Van’da insan hakları kuruluşları tarafından düzenlenen İnsan Hakları Haftası aktiflikleri kapsamında, Van Barosu Konferans Salonu’nda “Herkes İçin İnsan Hakları” bahisli panel düzenlendi.
Yerine kayyum atanan Batman Belediyesi Eş Lideri Gülistan Sönük ve DEM Parti Milletvekili Ömer Faruk Gergerlioğlu, son gelişmeleri kıymetlendirdi.
Sönük, şunları söyledi:
“SÖZ HAREKETTE ANLAMLIDIR”
“8 yıllık bir kayyum pratiği yaşandı ve bu pratiğin, topluma, kentlere yansıması nasıl oldu bunları tartışmak için geldik. Kayyumlar karşısındaki direniş nasıldır. Bunu biraz tartıştık. Türkiye’de çok ölçülü bir hava yok. Bir yandan birtakım telaffuzlar lakin pratiğe gelince farklı pratikleşti. Bir yandan barıştan Kürtlerden bahsedip sonrasında Kürtlerin kazanımlarına çökmek, gasp etmek aslında çok da ölçülü bir hava yok. Yalnızca telaffuzda var lakin pratikte yok. Bütün bir çaba sürecinde öğrendiğimiz bizim açımızdan kelam harekette manalıdır.
Devlet Bahçeli’nin telaffuzları şayet harekete dökülürse Kürt halkı için bir manası olacak. Bu yüzden işte bir yandan bir şey söyleyip Kürt halkına yansıması kayyum atanması Kürtler bunu samimiyetsiz olarak da kıymetlendiriyor. Çıkıp bunu söylüyorsunuz lakin bir yandan da bizim irademizi yok sayıyorsunuz. Zira Anayasa ile garanti altına alınmış seçme ve seçilme hakkının gasp edilmesi bir defa yansıması ve manası Kürtler açısından şudur biz sizi yurttaş olarak görmüyoruz. Eşit yurttaş olarak görmüyoruz. Sizin seçme ve seçilme hakkınızı fiiliyatta ortadan kaldırıyoruz demek bu yüzden ölçülü bir havadan bahsetmek çok mümkün değildir.”

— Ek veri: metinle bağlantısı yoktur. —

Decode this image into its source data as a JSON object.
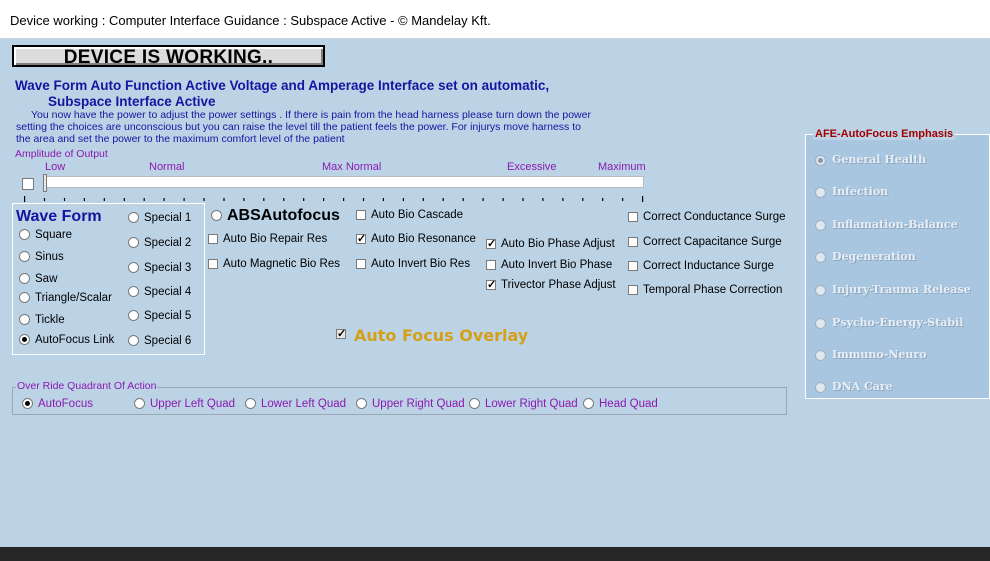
{
  "window": {
    "title": "Device working : Computer Interface Guidance : Subspace Active - © Mandelay Kft."
  },
  "status_button": "DEVICE IS WORKING..",
  "headline": {
    "line1": "Wave Form Auto Function Active  Voltage and Amperage Interface  set on automatic,",
    "line2": "Subspace Interface Active"
  },
  "instructions": [
    "You now have the power to adjust the power settings .  If there is pain from the head harness please turn down the power",
    "setting the choices are unconscious but you can raise the level till the patient feels the power. For injurys move harness to",
    "the area and set the power to the maximum comfort level of the patient"
  ],
  "amplitude": {
    "label": "Amplitude of Output",
    "scale_labels": [
      "Low",
      "Normal",
      "Max Normal",
      "Excessive",
      "Maximum"
    ],
    "value_fraction": 0.0
  },
  "waveform": {
    "title": "Wave Form",
    "options": [
      "Square",
      "Sinus",
      "Saw",
      "Triangle/Scalar",
      "Tickle",
      "AutoFocus Link"
    ],
    "selected": "AutoFocus Link",
    "specials": [
      "Special 1",
      "Special 2",
      "Special 3",
      "Special 4",
      "Special 5",
      "Special 6"
    ]
  },
  "abs_autofocus": "ABSAutofocus",
  "checks": {
    "auto_bio_cascade": {
      "label": "Auto Bio Cascade",
      "checked": false
    },
    "auto_bio_repair_res": {
      "label": "Auto Bio Repair Res",
      "checked": false
    },
    "auto_bio_resonance": {
      "label": "Auto Bio Resonance",
      "checked": true
    },
    "auto_bio_phase_adjust": {
      "label": "Auto Bio Phase Adjust",
      "checked": true
    },
    "auto_magnetic_bio_res": {
      "label": "Auto Magnetic Bio Res",
      "checked": false
    },
    "auto_invert_bio_res": {
      "label": "Auto Invert Bio Res",
      "checked": false
    },
    "auto_invert_bio_phase": {
      "label": "Auto Invert Bio Phase",
      "checked": false
    },
    "trivector_phase_adjust": {
      "label": "Trivector Phase Adjust",
      "checked": true
    },
    "correct_conductance_surge": {
      "label": "Correct Conductance Surge",
      "checked": false
    },
    "correct_capacitance_surge": {
      "label": "Correct Capacitance Surge",
      "checked": false
    },
    "correct_inductance_surge": {
      "label": "Correct  Inductance Surge",
      "checked": false
    },
    "temporal_phase_correction": {
      "label": "Temporal Phase Correction",
      "checked": false
    }
  },
  "overlay": {
    "label": "Auto Focus Overlay",
    "checked": true,
    "color": "#d4a017"
  },
  "quadrant": {
    "legend": "Over Ride Quadrant Of Action",
    "options": [
      "AutoFocus",
      "Upper Left Quad",
      "Lower Left Quad",
      "Upper Right Quad",
      "Lower Right Quad",
      "Head Quad"
    ],
    "selected": "AutoFocus"
  },
  "afe": {
    "title": "AFE-AutoFocus Emphasis",
    "options": [
      "General Health",
      "Infection",
      "Inflamation-Balance",
      "Degeneration",
      "Injury-Trauma Release",
      "Psycho-Energy-Stabil",
      "Immuno-Neuro",
      "DNA Care"
    ],
    "selected": "General Health"
  },
  "colors": {
    "background": "#bcd3e6",
    "heading_blue": "#1515a0",
    "label_purple": "#8a1ab0",
    "afe_title_red": "#a00000"
  }
}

“ÜLKENİN EN ÇOK MİLLİYETÇİSİ”
Gergerlioğlu’nun açıklamaları ise şu şekilde:
“MHP Lideri Devlet Bahçeli’nin çağrıları Kürt sorununun tekrar ülkenin gündemine gelmesi bunlar son derece değerlidir. Bu bir zarurettir kaçamazsınız. Kürt problemini savaşla ezmekle, Srı Lanka metotlarıyla çözemezsiniz. İnsanların hakkını hukuklarını teslim etmek zorundasınız. Kayyum dayatmalarıyla zorbalık yapamazsınız. İster istemez buzdolabına kaldırdığınızı sandığınız, uçurumdan attığınız Kürt sorunu dönüp dolaşıp yeniden önünüze gelir. Ve bu sıkıntıyı çözmek zorundasınız. Hiç umulmayan bir formdu. Ülkenin en çok Türk milliyetçisi tarafından Kürt Sorununda bir tahlil teklifi varsa alışılmış ki biz bu bahisteki teklife sırtımızı dönmeyiz. Uzatılan ele elimizi uzatırız. Ve bir tahlil konusunda gelişme var mı diye kulaklarımızı tüm duyularımızı kabartırız. Tahlil noktasında adımları bekleriz.
Şu anda Suriye’de harita değiştirecek ölçüde büyük bir çatışma uğraş ortamı var. Bir rejim devriliyor. Suriye çeşitli kısımlara ayrılıyor. Burada yeniden ortaya çıkıyor ki Kürt sorunu yalnızca Türkiye sorunu değil bir Ortadoğu ve Dünya problemidir. Tahlil olmadan olmaz, bu mevzuyu çözmek gerekiyor. Gerek Türkiye’de Suriye’de, Irak ve İran’da bu problemin en adil, eşitlikçi biçimde çözülmesi gerektiğini görüyoruz. Öbür türlü bu halklara mal oluyor. Beşerler ölüyor, ülkeler perişan oluyor. Problemlere adil eşitlikçi tahliller bulduğunuz takdirde beşerler ölmez ve çatışmalar olmaz bunu da net bir biçimde söylüyoruz. Son gelişmeler bize bunu gösterdi ve Kayyım atanan belediye liderimiz ve kayyum atanma tehdidi olan Van Büyükşehir Belediye liderimizle birlikte bu mevzuları konuştuk halkımız da büyük bir ilgi gösterdiler Van halkına da teşekkürler.”